Sementara itu, kuasa hukum The Washington Post, Todung
Mulya Lubis telah menerima somasi tersebut,
menghormati dan menghargai langkah yang ditempuh
Panglima TNI. Kasus TNI versus The Washington Post
kini menjadi perhatian publik luas. Ia menjadi
menarik, setidaknya disebabkan dua hal. Pertama,
pilihan menempuh jalur hukum untuk menyelesaikan
masalah, tentu saja layak dihargai. Harapannya, dengan
begitu TNI terbiasa memanfaatkan lembaga hukum untuk
menyelesaikan kasus-kasus yang menimpanya. Sehingga
publik luas paham apa persis persoalannya, dan
bagaimana proses hukum berujung. Pilihan memakai
pendekatan hukum, bagaimanapun merupakan upaya yang
patut didukung dalam rangka penegakan hukum (rule of
law). 

Kedua, kasus ini berskala internasional. TNI nyaris
jarang berurusan dengan instutusi asing, yang dibawa
ke meja hukum. Dengan adanya kasus ini, maka
konsekuensinya, tidak hanya publik Indonesia saja yang
tahu, tapi juga, khususnya publik AS. 

Memang persoalannya bukan antara pihak TNI (yang
secara kelembagaan bisa dibaca sebagai bagian dari
pemerintah RI) dan pemerintah AS. Tapi, antara TNI dan
sebuah lembaga pers di AS, yang sahamnya dipastikan
bukan dikuasai oleh pemerintah AS. Karena itu,
barangkali dengan demikian, pihak TNI sadar bahwa
kalau pihaknya mempersoalkan secara hukum kasus ini,
maka tidak akan mengganggu hubungan kedua negara,
Indonesia-AS. 

*** 

Yang menjadi pertanyaan, mengapa pihak TNI kali ini
terkesan enggan melayangkan hak jawab, guna menolak
dan meluruskan pemberitaan yang memberatkan itu?
Mengapa memilih jalur hukum?
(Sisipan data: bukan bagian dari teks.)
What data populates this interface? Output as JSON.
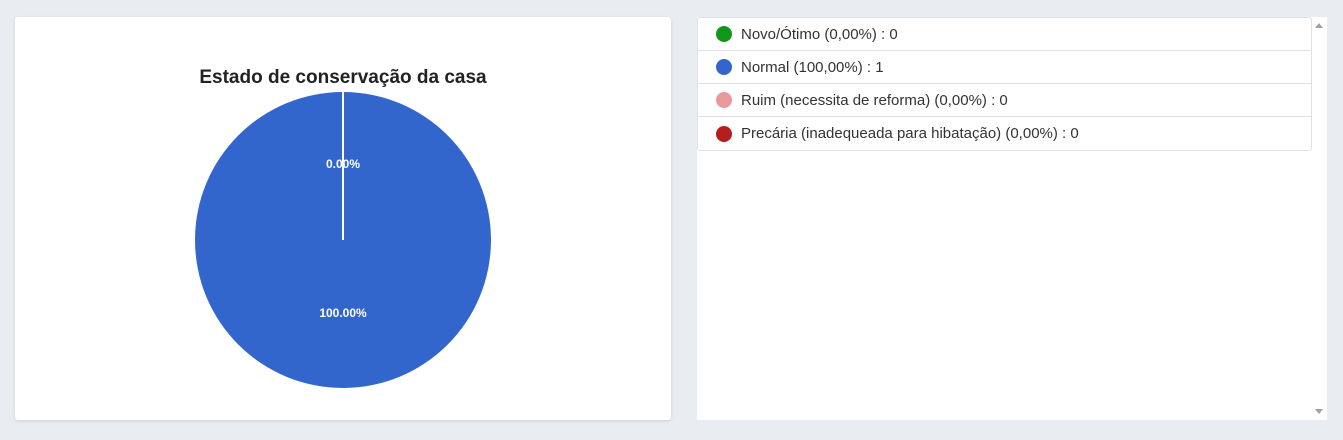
{
  "chart_data": {
    "type": "pie",
    "title": "Estado de conservação da casa",
    "slices": [
      {
        "label": "Novo/Ótimo",
        "value": 0,
        "percent": "0,00%",
        "color": "#109618"
      },
      {
        "label": "Normal",
        "value": 1,
        "percent": "100,00%",
        "color": "#3366cc"
      },
      {
        "label": "Ruim (necessita de reforma)",
        "value": 0,
        "percent": "0,00%",
        "color": "#e89a9a"
      },
      {
        "label": "Precária (inadequeada para hibatação)",
        "value": 0,
        "percent": "0,00%",
        "color": "#b41e1e"
      }
    ],
    "data_labels": [
      "0.00%",
      "100.00%"
    ]
  },
  "legend": {
    "items": [
      "Novo/Ótimo (0,00%) : 0",
      "Normal (100,00%) : 1",
      "Ruim (necessita de reforma) (0,00%) : 0",
      "Precária (inadequeada para hibatação) (0,00%) : 0"
    ]
  },
  "colors": {
    "pie_fill": "#3366cc",
    "slice_separator": "#ffffff"
  }
}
Sebagian jawabannya
terbaca di atas, karena pihak TNI yakin persoalannya
bukan antara RI-AS, melainkan institusi TNI versus
institusi pers AS. Selanjutnya, tampaknya ada hakikat
yang lebih mendasar: TNI ingin memperbaiki citra
dirinya di mata internasional. 

Sejak Orde Baru tumbang hingga kini, apalagi di tengah
itu ada kasus jajak pendapat dan kemerdekaan Timor
Timur (Timor Lorosae) yang menjadi sorotan tajam dunia
internasional, TNI selalu menjadi 'bulan-bulanan'
media massa Barat. Sorotan itu, dikaitkan dengan
sangkut paut TNI dengan 'pelanggaran HAM' yang
dilakukannya dalam berbagai peristiwa di Indonesia
--baik yang masih berupa dugaan, maupun fakta. Selama
ini pihak TNI tampak defensif, alias, malah 'tanpa
komentar' dalam menyikapi pemberitaan-pemberitaan
media massa Barat itu. 

Dengan kata lain, selama ini terkesan, pihak TNI
cenderung enggan menanggapi pemberitaan-pemberitaan
media massa Barat, yang kalau ditelusuri tak menutup
kemungkinan banyak model pemberitaan semacam yang
dipaparkan The Washington Post --dengan atau tanpa
allegedly (konon). Faktor utama saat itu, tampaknya,
TNI sedang menghadapi persoalan-persoalan sosial
politik di dalam negeri yang penanganannya harus
diprioritaskan --sehingga tidak terlampau hirau pada
pemberitaan pers asing. 

Kini suasananya sudah lain, sehingga memungkinkan
pihak TNI mencurahkan perhatiannya pada, bahkan
hal-hal yang sesungguhnya bisa diselesaikan dengan
langkah sederhana: menulis hak jawab. Dengan menulis
'hak jawab' dan melakukan permakluman (konferensi
pers) di depan publik, persoalan bisa dijelaskan
(di-clear-kan). Namun, TNI memilih jalan pemecahan
masalah yang 'tidak sederhana'. Pihaknya tidak
membiarkan 'belantara informasi' berlalu dengan
sendirinya dan dijadikan 'referensi kebenaran',
padahal pihak TNI sudah menyangkal. Polanya, kini TNI
tampak cenderung ofensif. 

*** 

Kalau dulu, dalam memperbaiki citra cukup dengan pola
defensif, antara lain menjawab persoalan seperlunya,
kini ofensif penjernihan dilakukan dengan penuntutan.
Terkesan TNI hendak menunjukkan pada publik dan
institusi media massa mana pun, baik di dalam maupun
luar negeri, bahwa TNI punya sikap yang jelas, dan
tidak bisa 'disudutkan' terus-menerus oleh sebuah
pemberitaan yang 'tak jelas sumbernya'. TNI sudah bisa
'berkecak pinggang' dengan media massa, dan
memanfaatkan institusi hukum untuk menuntaskan
persoalan. 

Bagi media massa (dunia jurnalistik) sendiri, tentu,
persolan ini merupakan tantangan tersendiri. Kasus
sebagaimana dialami TNI versus The Washington Post
ini, sesungguhnya tergolong klasik di dunia pers.
Pers, sudah 'manaati' kaidah-kaidah jurnalistik
universal, antara lain menggunakan metode cover both
side (seimbang berdasarkan cek dan ricek), namun
adakalanya harus menyembunyikan 'sumber berita' yang
menggelontorkan isu awalnya --antara lain demi alasan
keamanan. Atas narasumber yang tidak mau disebut
identitasnya, pihak pers wajib melindunginya. 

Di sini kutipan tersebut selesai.